Micro futures are futures contracts sized at one-tenth of their standard E-Mini equivalent. They offer the same market exposure with a fraction of the capital requirement, making them practical for smaller accounts and precise position sizing.

Micro futures are CME Group contracts that track the same underlying index or commodity as standard futures but at 1/10th the notional size. They were launched in May 2019 and quickly became the most actively traded futures contracts by volume.
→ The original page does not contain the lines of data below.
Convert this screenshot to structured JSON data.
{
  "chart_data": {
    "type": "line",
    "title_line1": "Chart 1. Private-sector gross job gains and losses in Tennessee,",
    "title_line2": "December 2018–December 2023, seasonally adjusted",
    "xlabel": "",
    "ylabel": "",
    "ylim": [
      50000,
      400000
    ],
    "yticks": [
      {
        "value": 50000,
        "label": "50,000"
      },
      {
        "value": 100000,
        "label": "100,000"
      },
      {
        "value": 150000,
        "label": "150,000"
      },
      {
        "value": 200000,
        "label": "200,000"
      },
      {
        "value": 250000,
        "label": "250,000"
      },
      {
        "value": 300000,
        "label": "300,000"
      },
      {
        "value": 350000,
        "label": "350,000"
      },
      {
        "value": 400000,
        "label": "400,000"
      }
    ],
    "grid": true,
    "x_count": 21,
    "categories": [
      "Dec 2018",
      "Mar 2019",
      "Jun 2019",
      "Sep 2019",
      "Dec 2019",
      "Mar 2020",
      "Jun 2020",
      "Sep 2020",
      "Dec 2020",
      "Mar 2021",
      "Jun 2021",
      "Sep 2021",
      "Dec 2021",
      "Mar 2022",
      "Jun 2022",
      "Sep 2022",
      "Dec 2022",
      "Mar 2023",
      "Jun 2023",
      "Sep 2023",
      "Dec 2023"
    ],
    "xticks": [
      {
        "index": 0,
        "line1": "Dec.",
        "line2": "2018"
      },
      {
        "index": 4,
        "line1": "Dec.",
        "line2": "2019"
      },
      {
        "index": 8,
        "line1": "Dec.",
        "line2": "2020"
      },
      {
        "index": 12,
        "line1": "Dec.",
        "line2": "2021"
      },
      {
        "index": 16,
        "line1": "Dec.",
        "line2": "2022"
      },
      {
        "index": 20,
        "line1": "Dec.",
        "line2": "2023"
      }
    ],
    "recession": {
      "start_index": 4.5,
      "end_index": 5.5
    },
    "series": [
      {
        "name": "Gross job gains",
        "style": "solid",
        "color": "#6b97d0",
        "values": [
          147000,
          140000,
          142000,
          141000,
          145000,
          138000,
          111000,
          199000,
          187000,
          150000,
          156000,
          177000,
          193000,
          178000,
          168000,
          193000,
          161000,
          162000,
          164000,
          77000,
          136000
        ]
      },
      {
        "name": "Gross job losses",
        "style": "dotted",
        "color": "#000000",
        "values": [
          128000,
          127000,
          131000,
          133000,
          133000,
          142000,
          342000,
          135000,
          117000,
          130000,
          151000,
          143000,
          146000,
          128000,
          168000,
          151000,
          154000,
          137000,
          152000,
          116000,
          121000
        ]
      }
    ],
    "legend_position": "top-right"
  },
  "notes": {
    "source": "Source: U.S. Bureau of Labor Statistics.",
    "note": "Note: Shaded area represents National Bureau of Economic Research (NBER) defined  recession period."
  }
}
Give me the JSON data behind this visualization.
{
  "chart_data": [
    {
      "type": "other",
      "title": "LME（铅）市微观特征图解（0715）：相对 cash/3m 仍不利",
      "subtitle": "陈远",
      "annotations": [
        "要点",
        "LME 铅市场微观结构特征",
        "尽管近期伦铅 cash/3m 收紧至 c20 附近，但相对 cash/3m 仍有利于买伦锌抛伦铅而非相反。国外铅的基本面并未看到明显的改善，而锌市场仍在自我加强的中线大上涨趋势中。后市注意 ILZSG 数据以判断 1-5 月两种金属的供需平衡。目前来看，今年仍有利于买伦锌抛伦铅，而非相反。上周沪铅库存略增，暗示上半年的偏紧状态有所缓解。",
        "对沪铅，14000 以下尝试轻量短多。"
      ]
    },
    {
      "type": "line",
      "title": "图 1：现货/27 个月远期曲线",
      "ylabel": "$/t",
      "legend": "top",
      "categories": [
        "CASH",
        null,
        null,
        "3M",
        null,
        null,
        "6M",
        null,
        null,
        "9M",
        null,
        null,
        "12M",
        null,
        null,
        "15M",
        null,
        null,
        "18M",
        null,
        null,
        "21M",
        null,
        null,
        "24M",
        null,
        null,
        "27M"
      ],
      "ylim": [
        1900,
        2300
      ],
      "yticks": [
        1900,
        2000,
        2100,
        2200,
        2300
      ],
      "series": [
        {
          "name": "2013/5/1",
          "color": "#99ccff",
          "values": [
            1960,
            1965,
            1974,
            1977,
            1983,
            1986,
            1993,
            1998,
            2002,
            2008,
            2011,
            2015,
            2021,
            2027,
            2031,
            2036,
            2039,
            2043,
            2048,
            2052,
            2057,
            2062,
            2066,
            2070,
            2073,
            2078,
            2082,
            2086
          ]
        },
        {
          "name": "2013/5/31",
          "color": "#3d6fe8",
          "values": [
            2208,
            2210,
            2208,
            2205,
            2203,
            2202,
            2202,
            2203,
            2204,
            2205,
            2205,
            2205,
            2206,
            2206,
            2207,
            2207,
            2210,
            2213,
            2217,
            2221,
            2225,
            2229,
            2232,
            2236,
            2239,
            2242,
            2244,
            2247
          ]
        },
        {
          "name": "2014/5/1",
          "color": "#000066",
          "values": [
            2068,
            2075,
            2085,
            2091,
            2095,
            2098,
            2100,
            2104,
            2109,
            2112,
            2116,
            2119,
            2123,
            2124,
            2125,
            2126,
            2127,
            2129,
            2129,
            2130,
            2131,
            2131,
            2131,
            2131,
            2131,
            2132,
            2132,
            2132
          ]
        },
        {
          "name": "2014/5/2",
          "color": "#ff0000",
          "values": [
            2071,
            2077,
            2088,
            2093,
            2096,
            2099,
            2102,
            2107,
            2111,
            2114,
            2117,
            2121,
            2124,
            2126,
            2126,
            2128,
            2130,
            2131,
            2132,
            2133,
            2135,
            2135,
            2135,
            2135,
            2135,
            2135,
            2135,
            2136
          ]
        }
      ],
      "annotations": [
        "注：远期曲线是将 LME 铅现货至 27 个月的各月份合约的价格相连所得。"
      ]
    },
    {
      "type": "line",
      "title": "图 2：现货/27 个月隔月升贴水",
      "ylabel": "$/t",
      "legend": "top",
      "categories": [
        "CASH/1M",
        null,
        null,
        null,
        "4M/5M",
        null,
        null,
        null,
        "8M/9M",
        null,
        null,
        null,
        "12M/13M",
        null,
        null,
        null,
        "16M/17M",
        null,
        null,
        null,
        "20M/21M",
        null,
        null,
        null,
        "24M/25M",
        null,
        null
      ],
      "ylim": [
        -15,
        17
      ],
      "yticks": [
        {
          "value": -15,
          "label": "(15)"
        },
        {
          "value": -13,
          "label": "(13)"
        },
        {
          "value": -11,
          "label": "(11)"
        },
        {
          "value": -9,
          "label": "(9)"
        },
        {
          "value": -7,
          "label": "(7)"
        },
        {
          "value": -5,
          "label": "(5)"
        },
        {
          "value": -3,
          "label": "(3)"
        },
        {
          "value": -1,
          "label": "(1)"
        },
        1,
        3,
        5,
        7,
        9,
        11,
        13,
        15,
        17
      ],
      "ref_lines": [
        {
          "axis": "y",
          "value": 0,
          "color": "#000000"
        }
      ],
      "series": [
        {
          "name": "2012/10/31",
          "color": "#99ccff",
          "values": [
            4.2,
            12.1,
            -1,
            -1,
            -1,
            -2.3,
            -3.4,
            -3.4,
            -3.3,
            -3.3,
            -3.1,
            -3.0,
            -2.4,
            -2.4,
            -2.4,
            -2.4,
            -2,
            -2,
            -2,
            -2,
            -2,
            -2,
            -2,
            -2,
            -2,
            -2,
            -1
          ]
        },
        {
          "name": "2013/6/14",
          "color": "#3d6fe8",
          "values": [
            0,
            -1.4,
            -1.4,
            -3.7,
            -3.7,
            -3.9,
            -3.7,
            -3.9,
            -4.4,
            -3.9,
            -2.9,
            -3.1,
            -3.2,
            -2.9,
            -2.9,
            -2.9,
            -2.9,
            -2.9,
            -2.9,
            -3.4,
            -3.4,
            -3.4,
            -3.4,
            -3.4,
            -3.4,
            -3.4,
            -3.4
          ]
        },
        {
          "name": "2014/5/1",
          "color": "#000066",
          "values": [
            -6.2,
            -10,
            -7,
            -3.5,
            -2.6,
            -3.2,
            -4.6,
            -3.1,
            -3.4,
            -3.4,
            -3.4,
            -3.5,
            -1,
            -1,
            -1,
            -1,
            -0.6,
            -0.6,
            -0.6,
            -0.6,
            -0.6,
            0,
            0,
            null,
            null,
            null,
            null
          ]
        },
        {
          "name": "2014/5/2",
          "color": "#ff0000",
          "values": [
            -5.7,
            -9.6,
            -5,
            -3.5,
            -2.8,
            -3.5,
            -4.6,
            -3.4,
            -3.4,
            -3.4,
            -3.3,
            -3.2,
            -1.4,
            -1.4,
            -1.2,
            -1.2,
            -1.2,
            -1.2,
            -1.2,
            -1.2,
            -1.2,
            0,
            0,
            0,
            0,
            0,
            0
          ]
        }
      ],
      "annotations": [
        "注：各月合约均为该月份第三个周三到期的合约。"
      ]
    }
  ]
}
Available micro futures contracts

Micro ContractTracksTick ValueStandard Equivalent
MESS&P 500$1.25ES ($12.50/tick)
MNQNasdaq 100$0.50NQ ($5.00/tick)
M2KRussell 2000$0.50RTY ($5.00/tick)
MYMDow Jones$0.50YM ($5.00/tick)
MGCGold$1.00GC ($10.00/tick)
MCLCrude Oil$1.00CL ($10.00/tick)

Why micro futures matter

Smaller accounts: You can trade ES-equivalent exposure with a fraction of the margin. A typical prop firm intraday margin for MES is around $40–$100 vs $400–$1,000 for ES.

Precise position sizing: Instead of choosing between 1 and 2 ES contracts, you can trade 5 MES, 7 MES, 12 MES: whatever matches your risk model exactly.

Learning with real consequences: Micros have real P&L, so the psychological experience is genuine. But a 10-tick adverse move on MES is $12.50, not $125.

Micros vs standard contracts

The price action is identical: MES and ES track the same S&P 500 index. The only differences are notional size, margin, and tick value. Charts, setups, and analysis are fully interchangeable.

Many traders start on micros and scale to standard contracts as their account grows, using the relationship (10 MES = 1 ES) to manage position size across account tiers.